Démocratie et lutte de pouvoir

Quelques réflexions sur la conception de la démocratie et du pouvoir autour d'aspects de la vie quotidienne qui me désespèrent...

Biberonnés que nous sommes à la culture du divertissement, soumis à la loi des séries, je interrogeais sur leur pouvoir d'influence surtout à propos de celles dans lesquelles les mafieux sont décrit comme des gens sympas, les avocats fiscalistes des gens cools, et l'ambition politique fascinante.

Dans tout groupe humain en effet, on notera que se joue une impitoyable lutte pour l'influence. J'insiste car il me semble que nous y sommes désensibilisés à force de sclérose de chaque compartiment social : Famille, école, médias, travail, et santé.

L'idée est que la population représente des dangers potentiels pour un dirigeant, la division devient alors un outil très efficace, et toutes les occasions sont bonnes pour faire de cette gestion anti-démocratique le summum de ce qui est attendu d'eux.

Dans une continuation logique de la fabrique à la chaine, on assiste à une lutte psychologique, digne des techniques d'emprise et de déshumanisation, propre aux criminels psychopathes. Des comptes rendus d'experts sont mis en lumière parfois lors de leur procès, mais nous semblons tellement habitués qu'on n'y prête plus attention. 

Tout irait bon an mal an, en effet, tant que cela semble confiné aux sphères de luttes pour un mandat, pour une avancée hiérarchique, pour de l'argent, tant qu'il y a de la croissance et de l'insouciance. Mais quand la situation se tend, et que l'on subit ces méthodes soi-même, on s'étonne et s'offusque. On réalise alors que cette sidération, cette manipulation, sont des outils de gestion.

Un système corrompu s'effondre t' il de lui-même ? Une terreur ne s'en suivrait-elle pas ? Et si la population devient de plus en plus gênante, elle sera, dans la même logique, réprimée. 

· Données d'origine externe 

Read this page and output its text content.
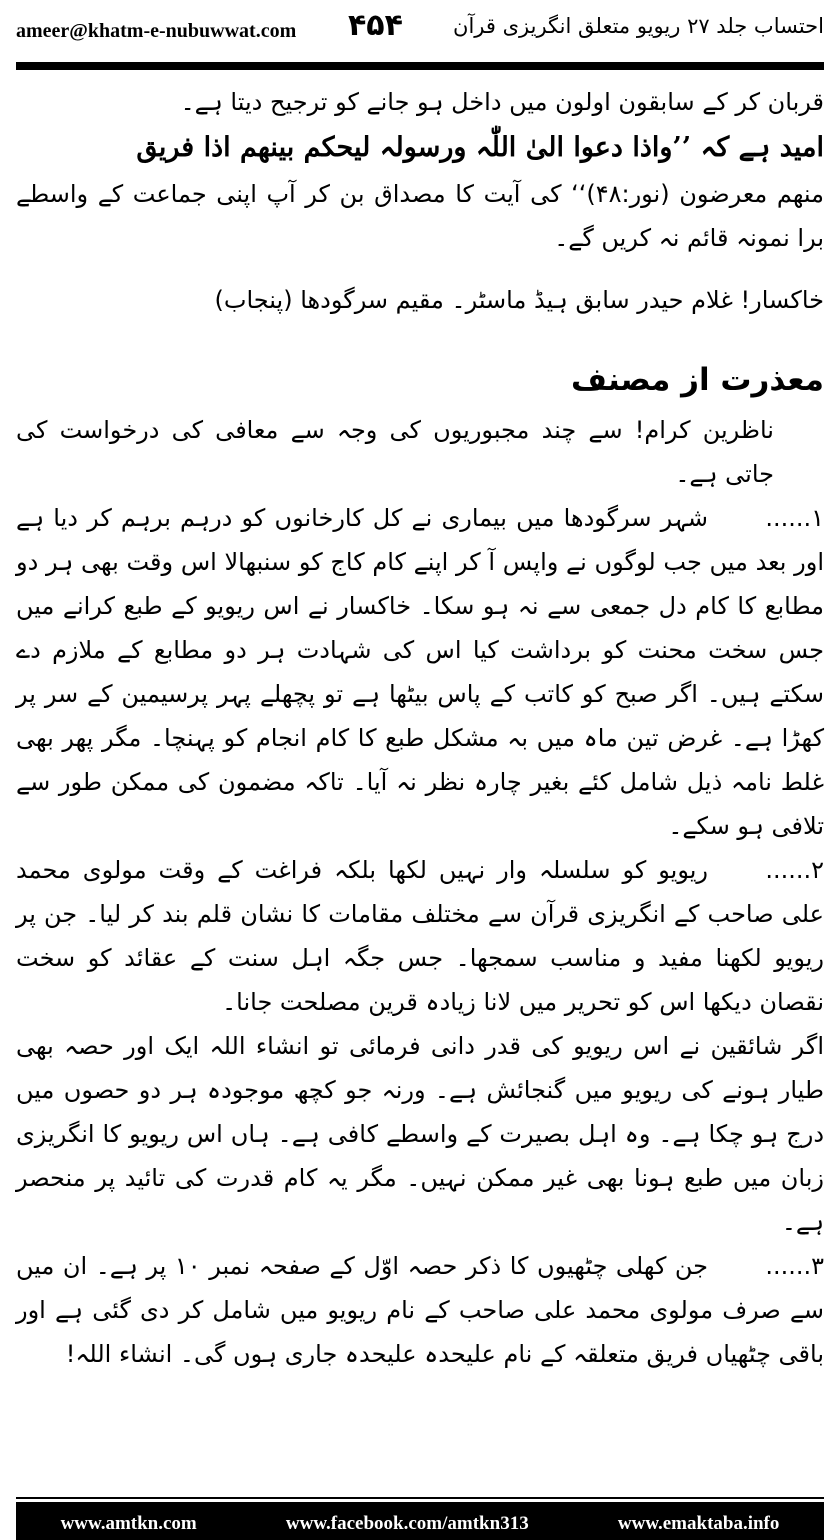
ameer@khatm-e-nubuwwat.com ۴۵۴ احتساب جلد ۲۷ ریویو متعلق انگریزی قرآن

قربان کر کے سابقون اولون میں داخل ہو جانے کو ترجیح دیتا ہے۔

امید ہے کہ ’’واذا دعوا الیٰ اللّٰہ ورسولہ لیحکم بینھم اذا فریق

منھم معرضون (نور:۴۸)‘‘ کی آیت کا مصداق بن کر آپ اپنی جماعت کے واسطے برا نمونہ قائم نہ کریں گے۔

خاکسار! غلام حیدر سابق ہیڈ ماسٹر۔ مقیم سرگودھا (پنجاب)

معذرت از مصنف

ناظرین کرام! سے چند مجبوریوں کی وجہ سے معافی کی درخواست کی جاتی ہے۔

۱......شہر سرگودھا میں بیماری نے کل کارخانوں کو درہم برہم کر دیا ہے اور بعد میں جب لوگوں نے واپس آ کر اپنے کام کاج کو سنبھالا اس وقت بھی ہر دو مطابع کا کام دل جمعی سے نہ ہو سکا۔ خاکسار نے اس ریویو کے طبع کرانے میں جس سخت محنت کو برداشت کیا اس کی شہادت ہر دو مطابع کے ملازم دے سکتے ہیں۔ اگر صبح کو کاتب کے پاس بیٹھا ہے تو پچھلے پہر پرسیمین کے سر پر کھڑا ہے۔ غرض تین ماہ میں بہ مشکل طبع کا کام انجام کو پہنچا۔ مگر پھر بھی غلط نامہ ذیل شامل کئے بغیر چارہ نظر نہ آیا۔ تاکہ مضمون کی ممکن طور سے تلافی ہو سکے۔

۲......ریویو کو سلسلہ وار نہیں لکھا بلکہ فراغت کے وقت مولوی محمد علی صاحب کے انگریزی قرآن سے مختلف مقامات کا نشان قلم بند کر لیا۔ جن پر ریویو لکھنا مفید و مناسب سمجھا۔ جس جگہ اہل سنت کے عقائد کو سخت نقصان دیکھا اس کو تحریر میں لانا زیادہ قرین مصلحت جانا۔

اگر شائقین نے اس ریویو کی قدر دانی فرمائی تو انشاء اللہ ایک اور حصہ بھی طیار ہونے کی ریویو میں گنجائش ہے۔ ورنہ جو کچھ موجودہ ہر دو حصوں میں درج ہو چکا ہے۔ وہ اہل بصیرت کے واسطے کافی ہے۔ ہاں اس ریویو کا انگریزی زبان میں طبع ہونا بھی غیر ممکن نہیں۔ مگر یہ کام قدرت کی تائید پر منحصر ہے۔

۳......جن کھلی چٹھیوں کا ذکر حصہ اوّل کے صفحہ نمبر ۱۰ پر ہے۔ ان میں سے صرف مولوی محمد علی صاحب کے نام ریویو میں شامل کر دی گئی ہے اور باقی چٹھیاں فریق متعلقہ کے نام علیحدہ علیحدہ جاری ہوں گی۔ انشاء اللہ!

www.amtkn.com	www.facebook.com/amtkn313	www.emaktaba.info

Ce qui pose problème en démocratie c'est qu'il n'y en a jamais eu, et qu'il faut y maintenir l'illusion coute que coute. On confond alors démocratie et lutte de pouvoir, ils se verraient tous à la place du chef. Et pendant que nous regardons le match, on oublie qu'elle appartient à ceux qui en font la base, c'est à dire nous, simples citoyens. 

On régresse, chaque assemblée est un petit Versailles, chaque conseiller un traitre en puissance, le mariage bourgeois est resté le seul moyen de se hisser d'un niveau social, niveau qui vous identifie immédiatement et plus sûrement que tout le reste...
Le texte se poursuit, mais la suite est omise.